Ou seja, a nível do enquadramento jurídico - quer pela audição da sentença oralmente proferida e nessa parte transcrita, quer pela leitura do dispositivo que da mesma foi exarado em acta – decorre que o tribunal a quo considerou a conduta do arguido como integradora de dois crimes de detenção de arma proibida: um (o referente à arma de fogo) p. e p. pelo artigo 86º nº 1 c) e o outro (o referente às munições) p. e p. pelo artigo 86º nº 1 c), ambos da a Lei 5/2006, de 23 de Fevereiro.

                                      *
Entremos então na apreciação da única questão suscitada no recurso que consiste em saber se o arguido deveria ter sido condenado apenas por um crime de detenção de arma proibida p. e p, pelo artigo 86º nº 1 c) da Lei nº 5/2006, de 23 de Fevereiro (ao invés do que ocorreu na sentença recorrida que - na sequência do enquadramento jurídico ali efectuado e que acabámos de transcrever -  o havia condenado por dois crimes de detenção de arma proibida, sendo um deles pela alínea c) e o outro pela alínea d), alíneas essas ambas do nº 1 do artigo 86º da Lei nº 5/2006, de 23 de Fevereiro).

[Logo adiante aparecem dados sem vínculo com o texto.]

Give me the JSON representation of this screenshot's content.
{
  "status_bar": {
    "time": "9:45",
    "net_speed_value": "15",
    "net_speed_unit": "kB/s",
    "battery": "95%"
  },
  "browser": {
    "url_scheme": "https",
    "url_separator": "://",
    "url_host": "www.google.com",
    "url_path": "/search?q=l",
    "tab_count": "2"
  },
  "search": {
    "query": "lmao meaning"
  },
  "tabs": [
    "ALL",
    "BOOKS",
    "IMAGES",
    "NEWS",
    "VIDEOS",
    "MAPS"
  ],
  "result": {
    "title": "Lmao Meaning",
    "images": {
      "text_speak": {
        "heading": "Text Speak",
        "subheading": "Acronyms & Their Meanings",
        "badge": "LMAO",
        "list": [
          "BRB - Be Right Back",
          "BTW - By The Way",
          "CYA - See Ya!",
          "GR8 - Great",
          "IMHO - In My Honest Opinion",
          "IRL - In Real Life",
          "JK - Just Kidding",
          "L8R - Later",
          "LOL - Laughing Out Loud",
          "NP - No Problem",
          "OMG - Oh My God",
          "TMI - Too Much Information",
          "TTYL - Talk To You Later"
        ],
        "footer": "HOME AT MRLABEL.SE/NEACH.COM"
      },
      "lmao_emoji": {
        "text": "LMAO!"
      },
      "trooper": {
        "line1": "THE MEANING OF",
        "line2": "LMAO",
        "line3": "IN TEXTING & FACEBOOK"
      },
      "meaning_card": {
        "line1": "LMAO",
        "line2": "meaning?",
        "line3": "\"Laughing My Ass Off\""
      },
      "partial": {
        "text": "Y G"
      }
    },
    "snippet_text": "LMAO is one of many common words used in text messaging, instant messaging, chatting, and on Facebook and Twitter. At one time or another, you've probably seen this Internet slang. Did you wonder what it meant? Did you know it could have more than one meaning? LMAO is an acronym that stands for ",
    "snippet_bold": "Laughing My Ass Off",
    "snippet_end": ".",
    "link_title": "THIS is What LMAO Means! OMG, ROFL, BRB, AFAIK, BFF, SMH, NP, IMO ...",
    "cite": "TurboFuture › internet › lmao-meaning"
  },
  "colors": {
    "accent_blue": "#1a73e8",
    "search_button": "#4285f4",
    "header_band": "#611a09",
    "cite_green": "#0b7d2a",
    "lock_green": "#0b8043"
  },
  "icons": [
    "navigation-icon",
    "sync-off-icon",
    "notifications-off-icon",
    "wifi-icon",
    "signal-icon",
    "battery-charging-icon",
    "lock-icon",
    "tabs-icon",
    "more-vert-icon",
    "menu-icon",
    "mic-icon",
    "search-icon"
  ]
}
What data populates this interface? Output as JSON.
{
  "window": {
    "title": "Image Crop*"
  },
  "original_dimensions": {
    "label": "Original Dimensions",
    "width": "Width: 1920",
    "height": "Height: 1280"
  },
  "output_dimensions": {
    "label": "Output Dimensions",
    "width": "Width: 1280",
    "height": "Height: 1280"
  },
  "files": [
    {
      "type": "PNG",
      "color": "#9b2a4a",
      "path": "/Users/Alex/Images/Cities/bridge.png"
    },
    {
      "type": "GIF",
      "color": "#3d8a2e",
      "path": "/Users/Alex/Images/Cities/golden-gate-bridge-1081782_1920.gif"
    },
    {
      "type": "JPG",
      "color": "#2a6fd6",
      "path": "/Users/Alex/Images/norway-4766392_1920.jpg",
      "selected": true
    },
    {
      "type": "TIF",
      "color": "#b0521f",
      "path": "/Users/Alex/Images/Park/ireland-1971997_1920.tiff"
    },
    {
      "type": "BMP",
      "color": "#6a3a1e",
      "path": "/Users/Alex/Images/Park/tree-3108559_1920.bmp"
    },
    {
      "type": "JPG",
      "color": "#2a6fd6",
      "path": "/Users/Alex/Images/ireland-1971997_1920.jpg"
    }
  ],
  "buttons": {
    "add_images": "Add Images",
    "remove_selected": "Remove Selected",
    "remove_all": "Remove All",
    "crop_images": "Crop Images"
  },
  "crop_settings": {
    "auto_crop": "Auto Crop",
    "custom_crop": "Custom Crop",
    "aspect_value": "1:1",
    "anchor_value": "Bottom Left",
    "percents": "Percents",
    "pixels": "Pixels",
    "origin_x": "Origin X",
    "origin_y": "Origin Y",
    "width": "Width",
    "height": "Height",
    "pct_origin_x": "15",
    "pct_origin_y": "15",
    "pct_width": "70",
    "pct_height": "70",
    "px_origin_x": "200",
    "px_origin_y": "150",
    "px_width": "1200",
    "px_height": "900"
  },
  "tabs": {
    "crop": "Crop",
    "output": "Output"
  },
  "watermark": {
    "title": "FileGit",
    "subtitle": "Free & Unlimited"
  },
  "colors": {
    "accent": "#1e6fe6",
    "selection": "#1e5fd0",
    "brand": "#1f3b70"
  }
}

Diz o recorrente na sua 3ª conclusão que “tendo em conta o disposto no artigo 30° do Código Penal, o número de armas e lote de munições detidas pelo arguido não pode constituir o critério determinante para a contabilização do número de crimes de detenção de arma proibida, uma vez que não podemos afirmar mais que uma resolução criminosa, cuja conduta deverá por isso apenas integrar um único crime de detenção ilegal, por apenas ser susceptível de um juízo de censura.”
É certo que, numa análise puramente objectiva da norma incriminadora, o comportamento do arguido preenche o tipo legal de crime de detenção de arma proibida p. e p. pelo artigo 86º nº 1 c) da Lei nº 5/2006, de 23 de Fevereiro (no caso da arma de fogo) e o crime de detenção de arma proibida p. e p. pelo artigo 86º nº 1 d da Lei nº 5/2006, de 23 de Fevereiro (no caso dos cartuchos/ munições).
Com efeito dispõe o artigo 86.º nº 1 c) e d) da Lei n.º 5/2006, de 23/02 (na redacção dada pela Lei n.º 12/2011, de 27/04), artigo esse que tem como epígrafe “Detenção de arma proibida e crime cometido com arma”:
1 - Quem, sem se encontrar autorizado, fora das condições legais ou em contrário das prescrições da autoridade competente, detiver, transportar, importar, transferir, guardar, comprar, adquirir a qualquer título ou por qualquer meio ou obtiver por fabrico, transformação, importação, transferência ou exportação, usar ou trouxer consigo:
(…)
c) Arma das classes B, B1, C e D, espingarda ou carabina facilmente desmontável em componentes de reduzida dimensão com vista à sua dissimulação, espingarda não modificada de cano de alma lisa inferior a 46 cm, arma de fogo dissimulada sob a forma de outro objecto, ou arma de fogo transformada ou modificada, é punido com pena de prisão de 1 a 5 anos ou com pena de multa até 600 dias;
d) Arma da classe E, arma branca dissimulada sob a forma de outro objecto, faca de abertura automática, estilete, faca de borboleta, faca de arremesso, estrela de lançar, boxers, outras armas brancas ou engenhos ou instrumentos sem aplicação definida que possam ser usados como arma de agressão e o seu portador não justifique a sua posse, aerossóis de defesa não constantes da alínea a) do n.º 7 do artigo 3.º, armas lançadoras de gases, bastão, bastão extensível, bastão eléctrico, armas eléctricas não constantes da alínea b) do n.º 7 do artigo 3.º, quaisquer engenhos ou instrumentos construídos exclusivamente com o fim de serem utilizados como arma de agressão, silenciador, partes essenciais da arma de fogo, artigos de pirotecnia, exceto os fogos-de-artifício de categoria 1, bem como munições de armas de fogo independentemente do tipo de projéctil utilizado, é punido com pena de prisão até 4 anos ou com pena de multa até 480 dias.”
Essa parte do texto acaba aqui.